"We are confident we are treating our customers fairly and with integrity," says an HSBC North America spokesman in today's New York Times article (by John Collins Rudolf) about garnishing the pay of consumers who owe the bank for credit-card or other personal loan debt.
The spokesman's definition of "fairly and with integrity" appears to be slightly different from mine.
In the specific case reported, a 45-year-old Virginia maintenance worker took out a $4097 personal loan in 2001 from a subprime lender now owned by HSBC. He fell behind on the payments, and was taken to court. Since he failed to appear ("I just thought they were going to take what I owed," he is quoted as saying), the lender was awarded a judgment of more than $5500 (including lawyers' fees), with debt to accrue at 27.55% until paid in full. By 2003, the bank was garnishing his wages, and continued to do so over the next six years, deducting more than $10,000 from his earnings ... and the end of which he still owed the company nearly $4,000, "a sum," Rudolf notes in the article, "nearly equal to the original loan amount."
"Dale Pittman, a consumer law lawyer in Petersburg, Va., took ... [this] case without charge, and found that all but $134 of his [client's] payments had gone toward interest, fees and court costs. 'It's a perfectly legal result under Virginia law,' Mr. Pittman said."

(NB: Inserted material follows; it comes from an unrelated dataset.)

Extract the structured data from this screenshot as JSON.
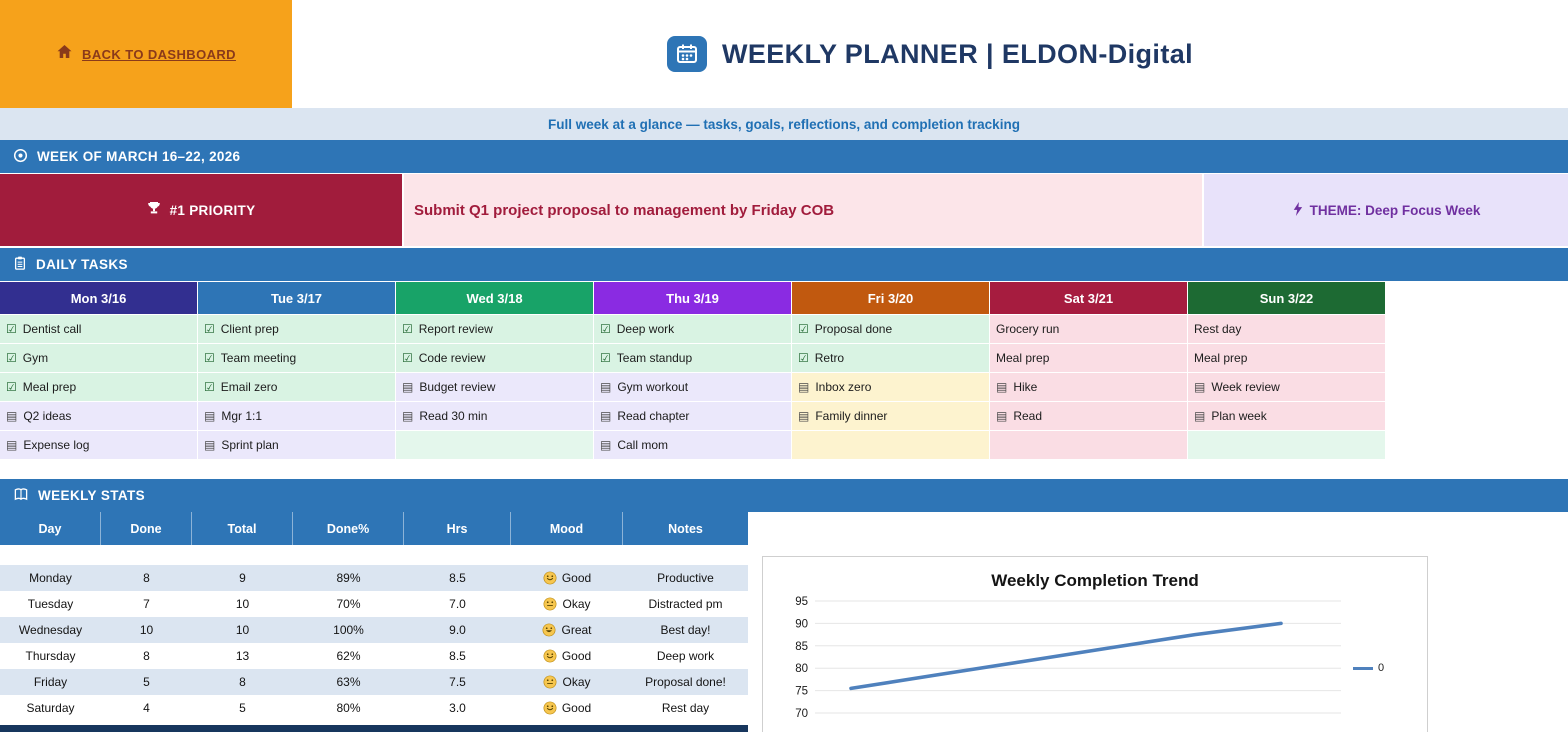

Does this really sound like treating a customer "fairly and with integrity"? To me, it sounds more like "usury" or even "loan-sharking".
I'm not suggesting that Mr. Pittman's client's debt should have been forgiven as soon as he fell behind. Fiscal responsibility is important; most of us struggle, but manage, to owe no more than we can afford to pay. But it's also important to recognize, and allow for, the power differential in the lender / borrower relationship, and especially to recognize that circumstances can change fast.

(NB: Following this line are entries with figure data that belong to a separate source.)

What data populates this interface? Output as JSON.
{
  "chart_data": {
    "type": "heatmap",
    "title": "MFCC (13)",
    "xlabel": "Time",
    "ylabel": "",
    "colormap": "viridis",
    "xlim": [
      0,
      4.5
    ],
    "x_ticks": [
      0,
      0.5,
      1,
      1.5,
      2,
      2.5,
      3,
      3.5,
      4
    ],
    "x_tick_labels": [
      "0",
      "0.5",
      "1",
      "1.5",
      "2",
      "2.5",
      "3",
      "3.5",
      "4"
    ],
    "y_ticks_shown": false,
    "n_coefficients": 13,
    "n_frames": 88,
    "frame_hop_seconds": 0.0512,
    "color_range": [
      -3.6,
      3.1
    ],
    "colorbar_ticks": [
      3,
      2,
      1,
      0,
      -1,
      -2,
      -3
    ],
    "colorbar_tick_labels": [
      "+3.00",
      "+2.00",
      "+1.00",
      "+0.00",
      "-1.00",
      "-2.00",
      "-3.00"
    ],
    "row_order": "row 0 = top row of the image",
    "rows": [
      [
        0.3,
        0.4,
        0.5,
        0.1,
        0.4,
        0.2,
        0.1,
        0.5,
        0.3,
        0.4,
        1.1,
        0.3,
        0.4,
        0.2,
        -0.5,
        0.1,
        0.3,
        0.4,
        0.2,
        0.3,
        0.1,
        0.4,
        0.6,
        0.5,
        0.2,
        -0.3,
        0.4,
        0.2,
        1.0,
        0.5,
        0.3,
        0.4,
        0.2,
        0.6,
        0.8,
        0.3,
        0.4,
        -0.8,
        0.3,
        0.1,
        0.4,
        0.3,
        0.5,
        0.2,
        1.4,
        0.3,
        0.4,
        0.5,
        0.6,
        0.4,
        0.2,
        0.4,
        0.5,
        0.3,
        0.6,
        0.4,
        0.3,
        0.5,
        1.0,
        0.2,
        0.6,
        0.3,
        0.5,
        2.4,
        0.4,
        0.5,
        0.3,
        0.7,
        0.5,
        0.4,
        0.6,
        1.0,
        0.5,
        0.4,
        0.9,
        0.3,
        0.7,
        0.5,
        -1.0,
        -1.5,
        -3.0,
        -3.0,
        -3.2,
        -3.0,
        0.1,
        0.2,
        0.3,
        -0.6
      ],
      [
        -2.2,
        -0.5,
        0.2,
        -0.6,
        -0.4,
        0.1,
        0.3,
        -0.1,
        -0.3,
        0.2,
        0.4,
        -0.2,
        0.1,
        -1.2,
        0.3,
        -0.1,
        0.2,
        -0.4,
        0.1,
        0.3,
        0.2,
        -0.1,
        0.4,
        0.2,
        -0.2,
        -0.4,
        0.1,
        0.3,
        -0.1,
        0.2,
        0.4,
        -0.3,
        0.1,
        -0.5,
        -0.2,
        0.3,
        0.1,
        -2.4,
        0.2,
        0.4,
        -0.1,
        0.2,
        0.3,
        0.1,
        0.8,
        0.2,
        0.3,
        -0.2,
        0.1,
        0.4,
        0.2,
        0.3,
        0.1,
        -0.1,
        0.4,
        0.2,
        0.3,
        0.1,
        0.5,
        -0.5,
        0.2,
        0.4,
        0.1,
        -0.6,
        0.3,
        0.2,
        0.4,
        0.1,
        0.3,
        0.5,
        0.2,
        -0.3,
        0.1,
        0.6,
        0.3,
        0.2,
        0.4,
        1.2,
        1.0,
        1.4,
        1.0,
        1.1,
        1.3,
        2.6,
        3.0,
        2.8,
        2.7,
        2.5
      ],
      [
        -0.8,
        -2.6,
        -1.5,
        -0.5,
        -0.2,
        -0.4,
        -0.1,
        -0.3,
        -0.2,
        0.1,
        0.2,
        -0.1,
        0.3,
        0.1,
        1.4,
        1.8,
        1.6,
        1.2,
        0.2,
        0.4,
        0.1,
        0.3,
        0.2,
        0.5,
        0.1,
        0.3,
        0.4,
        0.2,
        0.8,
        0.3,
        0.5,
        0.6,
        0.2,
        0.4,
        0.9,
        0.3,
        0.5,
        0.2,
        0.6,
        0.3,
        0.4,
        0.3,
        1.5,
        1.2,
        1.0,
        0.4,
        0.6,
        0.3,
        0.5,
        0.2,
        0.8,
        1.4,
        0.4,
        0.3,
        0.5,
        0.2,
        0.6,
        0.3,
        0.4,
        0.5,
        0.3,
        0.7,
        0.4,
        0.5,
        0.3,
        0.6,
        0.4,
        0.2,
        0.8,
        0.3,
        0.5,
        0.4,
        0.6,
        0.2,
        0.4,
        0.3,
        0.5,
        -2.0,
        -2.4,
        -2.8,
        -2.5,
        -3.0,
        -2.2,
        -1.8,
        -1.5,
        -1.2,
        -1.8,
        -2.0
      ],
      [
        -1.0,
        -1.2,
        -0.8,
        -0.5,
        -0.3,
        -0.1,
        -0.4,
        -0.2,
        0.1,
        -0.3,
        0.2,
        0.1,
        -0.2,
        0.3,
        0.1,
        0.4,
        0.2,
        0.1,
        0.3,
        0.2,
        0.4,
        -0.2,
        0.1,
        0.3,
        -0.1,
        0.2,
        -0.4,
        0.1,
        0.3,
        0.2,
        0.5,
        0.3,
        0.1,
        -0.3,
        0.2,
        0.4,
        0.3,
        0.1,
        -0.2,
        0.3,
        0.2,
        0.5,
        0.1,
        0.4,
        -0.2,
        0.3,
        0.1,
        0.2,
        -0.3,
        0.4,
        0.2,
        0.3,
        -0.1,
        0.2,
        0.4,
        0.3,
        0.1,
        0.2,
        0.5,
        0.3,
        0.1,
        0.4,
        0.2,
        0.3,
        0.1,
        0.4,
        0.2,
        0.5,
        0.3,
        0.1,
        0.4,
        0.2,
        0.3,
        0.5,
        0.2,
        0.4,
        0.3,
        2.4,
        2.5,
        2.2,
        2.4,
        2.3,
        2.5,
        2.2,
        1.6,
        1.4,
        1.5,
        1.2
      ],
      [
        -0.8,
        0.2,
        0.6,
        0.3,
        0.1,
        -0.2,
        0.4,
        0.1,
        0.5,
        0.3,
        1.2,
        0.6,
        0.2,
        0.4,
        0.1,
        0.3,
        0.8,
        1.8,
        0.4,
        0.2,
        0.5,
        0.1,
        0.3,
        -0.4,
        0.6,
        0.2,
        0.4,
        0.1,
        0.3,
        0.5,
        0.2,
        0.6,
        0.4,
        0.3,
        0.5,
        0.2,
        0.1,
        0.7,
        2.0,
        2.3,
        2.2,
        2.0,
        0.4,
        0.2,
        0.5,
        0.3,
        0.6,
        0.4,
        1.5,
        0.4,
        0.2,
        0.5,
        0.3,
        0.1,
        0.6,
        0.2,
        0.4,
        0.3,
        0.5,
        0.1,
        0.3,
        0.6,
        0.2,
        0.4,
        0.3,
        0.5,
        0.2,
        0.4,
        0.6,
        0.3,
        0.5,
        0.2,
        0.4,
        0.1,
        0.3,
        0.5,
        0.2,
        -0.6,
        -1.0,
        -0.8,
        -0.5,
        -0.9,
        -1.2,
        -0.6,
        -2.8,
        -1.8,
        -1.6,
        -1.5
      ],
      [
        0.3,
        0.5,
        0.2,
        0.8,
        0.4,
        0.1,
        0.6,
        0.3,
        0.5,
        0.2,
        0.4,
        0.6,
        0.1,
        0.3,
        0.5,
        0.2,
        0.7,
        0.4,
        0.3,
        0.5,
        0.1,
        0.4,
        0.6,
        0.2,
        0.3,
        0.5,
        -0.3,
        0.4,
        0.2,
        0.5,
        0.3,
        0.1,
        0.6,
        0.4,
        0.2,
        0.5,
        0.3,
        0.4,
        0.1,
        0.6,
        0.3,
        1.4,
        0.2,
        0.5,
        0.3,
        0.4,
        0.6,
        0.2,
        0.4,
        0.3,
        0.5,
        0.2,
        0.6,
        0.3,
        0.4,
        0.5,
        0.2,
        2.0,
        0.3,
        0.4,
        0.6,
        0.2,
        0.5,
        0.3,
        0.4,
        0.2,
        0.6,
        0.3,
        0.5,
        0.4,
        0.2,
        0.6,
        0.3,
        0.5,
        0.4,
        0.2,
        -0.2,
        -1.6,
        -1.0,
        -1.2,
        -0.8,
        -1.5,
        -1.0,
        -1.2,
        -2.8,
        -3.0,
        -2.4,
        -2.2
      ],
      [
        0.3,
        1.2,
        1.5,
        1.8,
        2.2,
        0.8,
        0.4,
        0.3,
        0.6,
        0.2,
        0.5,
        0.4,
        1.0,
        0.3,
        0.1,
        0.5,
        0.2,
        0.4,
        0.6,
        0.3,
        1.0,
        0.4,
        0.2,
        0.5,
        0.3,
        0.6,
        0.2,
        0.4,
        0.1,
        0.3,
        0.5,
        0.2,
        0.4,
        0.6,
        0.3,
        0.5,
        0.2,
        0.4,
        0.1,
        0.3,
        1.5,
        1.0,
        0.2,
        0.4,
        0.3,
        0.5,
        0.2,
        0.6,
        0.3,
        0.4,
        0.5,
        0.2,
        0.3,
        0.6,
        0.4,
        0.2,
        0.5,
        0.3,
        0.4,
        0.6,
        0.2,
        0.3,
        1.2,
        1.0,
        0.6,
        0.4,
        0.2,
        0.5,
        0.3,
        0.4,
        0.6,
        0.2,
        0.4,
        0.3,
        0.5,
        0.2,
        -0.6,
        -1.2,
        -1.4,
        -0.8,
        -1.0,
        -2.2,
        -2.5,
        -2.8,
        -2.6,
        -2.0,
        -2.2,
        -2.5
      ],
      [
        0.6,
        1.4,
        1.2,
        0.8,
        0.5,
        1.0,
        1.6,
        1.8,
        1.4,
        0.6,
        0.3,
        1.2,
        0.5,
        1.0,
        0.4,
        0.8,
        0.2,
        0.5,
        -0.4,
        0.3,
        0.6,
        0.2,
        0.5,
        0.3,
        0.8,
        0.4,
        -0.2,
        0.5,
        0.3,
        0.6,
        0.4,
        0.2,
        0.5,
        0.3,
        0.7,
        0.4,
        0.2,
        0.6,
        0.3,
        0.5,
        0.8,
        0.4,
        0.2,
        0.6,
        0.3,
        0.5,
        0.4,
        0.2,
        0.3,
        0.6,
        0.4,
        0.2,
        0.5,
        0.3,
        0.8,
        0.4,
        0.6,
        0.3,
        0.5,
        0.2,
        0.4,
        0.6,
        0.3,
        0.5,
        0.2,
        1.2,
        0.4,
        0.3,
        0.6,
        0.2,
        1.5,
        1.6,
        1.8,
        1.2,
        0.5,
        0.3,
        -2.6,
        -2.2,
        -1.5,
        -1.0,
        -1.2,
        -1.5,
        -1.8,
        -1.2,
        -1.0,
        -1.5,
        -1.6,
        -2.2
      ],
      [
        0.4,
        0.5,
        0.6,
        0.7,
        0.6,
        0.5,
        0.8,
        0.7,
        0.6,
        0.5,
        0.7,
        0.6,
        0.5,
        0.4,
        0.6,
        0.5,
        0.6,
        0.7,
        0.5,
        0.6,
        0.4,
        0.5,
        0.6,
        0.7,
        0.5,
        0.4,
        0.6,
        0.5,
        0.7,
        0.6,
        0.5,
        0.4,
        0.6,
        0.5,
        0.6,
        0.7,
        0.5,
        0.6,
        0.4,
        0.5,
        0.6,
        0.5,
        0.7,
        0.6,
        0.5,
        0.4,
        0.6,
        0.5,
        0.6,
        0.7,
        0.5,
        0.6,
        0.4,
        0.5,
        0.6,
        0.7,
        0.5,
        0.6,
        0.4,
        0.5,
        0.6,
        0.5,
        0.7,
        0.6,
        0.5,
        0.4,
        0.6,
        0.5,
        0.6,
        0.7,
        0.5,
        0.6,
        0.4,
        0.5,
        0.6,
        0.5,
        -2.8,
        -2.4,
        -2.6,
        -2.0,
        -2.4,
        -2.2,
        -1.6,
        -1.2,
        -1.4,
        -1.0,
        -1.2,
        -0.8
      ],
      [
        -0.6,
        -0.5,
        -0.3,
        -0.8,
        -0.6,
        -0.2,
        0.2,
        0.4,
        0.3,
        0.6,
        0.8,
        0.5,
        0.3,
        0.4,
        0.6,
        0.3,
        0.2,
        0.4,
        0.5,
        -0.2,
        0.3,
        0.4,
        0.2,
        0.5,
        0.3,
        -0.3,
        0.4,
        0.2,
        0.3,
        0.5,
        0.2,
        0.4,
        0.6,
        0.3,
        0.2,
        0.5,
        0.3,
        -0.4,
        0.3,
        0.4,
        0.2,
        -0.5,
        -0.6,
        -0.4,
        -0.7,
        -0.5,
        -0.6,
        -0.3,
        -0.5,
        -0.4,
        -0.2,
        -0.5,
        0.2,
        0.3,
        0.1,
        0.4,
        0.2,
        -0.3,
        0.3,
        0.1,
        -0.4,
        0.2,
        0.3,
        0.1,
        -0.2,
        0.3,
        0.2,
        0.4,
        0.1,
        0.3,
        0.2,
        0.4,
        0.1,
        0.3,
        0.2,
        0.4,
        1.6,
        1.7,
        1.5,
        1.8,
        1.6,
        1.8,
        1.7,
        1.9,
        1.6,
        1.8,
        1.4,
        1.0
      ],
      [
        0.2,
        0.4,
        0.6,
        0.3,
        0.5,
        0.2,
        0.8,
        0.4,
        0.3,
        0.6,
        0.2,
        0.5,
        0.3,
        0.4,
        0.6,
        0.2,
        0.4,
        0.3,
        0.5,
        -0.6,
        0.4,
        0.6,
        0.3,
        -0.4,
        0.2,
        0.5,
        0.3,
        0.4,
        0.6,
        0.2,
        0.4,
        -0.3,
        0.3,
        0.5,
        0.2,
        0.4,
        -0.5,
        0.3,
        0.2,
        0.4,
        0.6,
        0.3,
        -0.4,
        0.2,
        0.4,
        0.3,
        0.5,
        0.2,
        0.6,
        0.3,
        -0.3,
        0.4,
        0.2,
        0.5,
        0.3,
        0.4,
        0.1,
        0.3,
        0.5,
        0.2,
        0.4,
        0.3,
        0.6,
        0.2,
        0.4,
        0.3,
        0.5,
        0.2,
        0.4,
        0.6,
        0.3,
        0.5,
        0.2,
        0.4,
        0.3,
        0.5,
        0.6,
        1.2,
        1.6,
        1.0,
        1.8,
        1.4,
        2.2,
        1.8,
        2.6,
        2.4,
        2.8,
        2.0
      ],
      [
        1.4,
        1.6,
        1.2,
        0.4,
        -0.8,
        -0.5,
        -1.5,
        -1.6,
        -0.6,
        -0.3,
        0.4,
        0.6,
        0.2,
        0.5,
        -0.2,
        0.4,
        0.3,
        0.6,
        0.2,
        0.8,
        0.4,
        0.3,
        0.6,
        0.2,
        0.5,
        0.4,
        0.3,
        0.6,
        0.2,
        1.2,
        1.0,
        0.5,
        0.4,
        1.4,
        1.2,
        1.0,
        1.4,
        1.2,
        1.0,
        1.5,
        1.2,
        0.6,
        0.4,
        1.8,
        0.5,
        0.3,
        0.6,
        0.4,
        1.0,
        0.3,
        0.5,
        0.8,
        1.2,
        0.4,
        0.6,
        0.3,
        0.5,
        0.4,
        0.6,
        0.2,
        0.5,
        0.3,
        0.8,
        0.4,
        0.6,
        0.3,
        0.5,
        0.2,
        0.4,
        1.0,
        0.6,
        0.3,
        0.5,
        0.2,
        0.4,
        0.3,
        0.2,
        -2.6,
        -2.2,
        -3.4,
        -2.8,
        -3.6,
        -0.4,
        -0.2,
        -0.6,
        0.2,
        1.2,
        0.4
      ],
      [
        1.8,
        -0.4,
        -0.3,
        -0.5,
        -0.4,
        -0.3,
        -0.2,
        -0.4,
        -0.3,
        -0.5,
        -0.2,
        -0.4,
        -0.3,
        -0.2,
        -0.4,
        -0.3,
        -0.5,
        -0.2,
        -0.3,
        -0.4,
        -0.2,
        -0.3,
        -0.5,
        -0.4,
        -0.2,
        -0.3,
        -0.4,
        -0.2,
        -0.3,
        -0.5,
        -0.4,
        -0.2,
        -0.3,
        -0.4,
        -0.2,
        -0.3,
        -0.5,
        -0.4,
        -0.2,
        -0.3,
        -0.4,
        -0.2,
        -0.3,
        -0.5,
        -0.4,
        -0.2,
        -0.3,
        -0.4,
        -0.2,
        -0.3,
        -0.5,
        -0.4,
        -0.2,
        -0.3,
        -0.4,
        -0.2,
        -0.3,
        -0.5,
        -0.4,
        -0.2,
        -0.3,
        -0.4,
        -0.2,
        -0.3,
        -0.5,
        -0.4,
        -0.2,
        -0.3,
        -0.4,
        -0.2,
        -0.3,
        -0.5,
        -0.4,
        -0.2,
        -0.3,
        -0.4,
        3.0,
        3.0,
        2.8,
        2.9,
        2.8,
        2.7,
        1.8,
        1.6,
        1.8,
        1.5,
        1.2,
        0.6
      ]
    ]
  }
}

In the current Great Recession, there are millions of people falling behind on credit-card bills, mortgage payments, home-equity loans, and other bills, not because of some terrible moral failing on their part, but because it had never occurred to them that they could be out of work for so long, or that their homes' values could have fallen so far. The bank's first step should have been to find out why Mr. Pittman's client had fallen behind on his payments -- did he have an accident that kept him from working for a week or a month? did a child become severely ill? did he underestimate the size of his income-tax refund? did he play the ponies with money that was supposed to have gone to bank payments?

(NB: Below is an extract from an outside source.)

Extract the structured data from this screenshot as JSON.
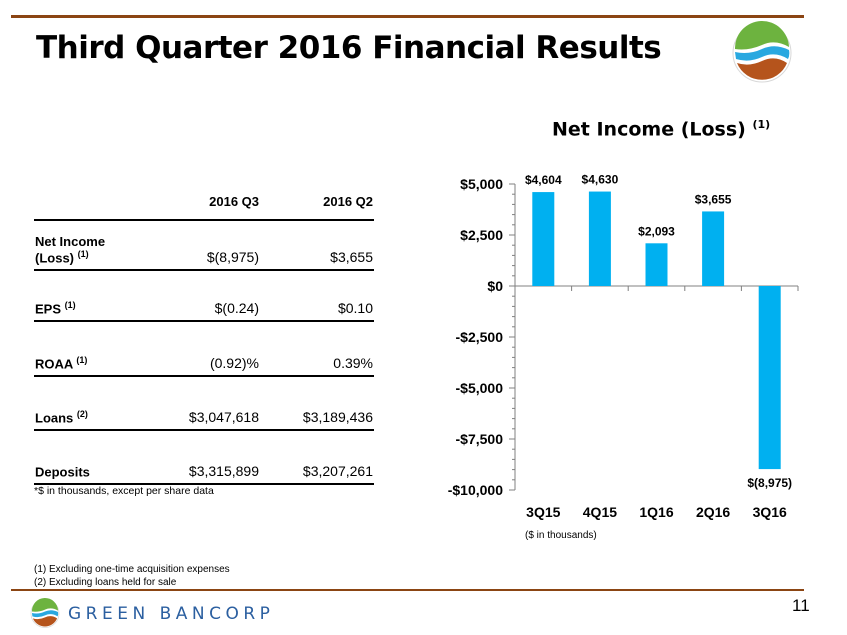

Any of those events could have affected his ability to pay; not all of them are morally questionable.
To add insult to injury for the working poor, a former last resort -- declaring personal bankruptcy -- has become increasingly difficult, and expensive. Rudolf notes that "sweeping changes to federal law in 2005 -- pushed by the banking lobby -- complicated the process and more than doubled the average cost of filing, to more than $2000. Many low-income debtors must save for months before they can afford to go broke."
Despite the tightening, the recession has had its expected effect: "More Americans filed for bankruptcy protection in March than during any month since the federal personal bankruptcy law was tightened in October 2005, ...a result of high unemployment and the housing crash," with federal courts reporting nearly 7000 filings a day, up 35% from February, according to Duff Wilson's article in today's New York Times.
So which is the more immoral: the consumer falling behind through no fault of his own, or the banker garnishing his wages to the tune of 27.55%?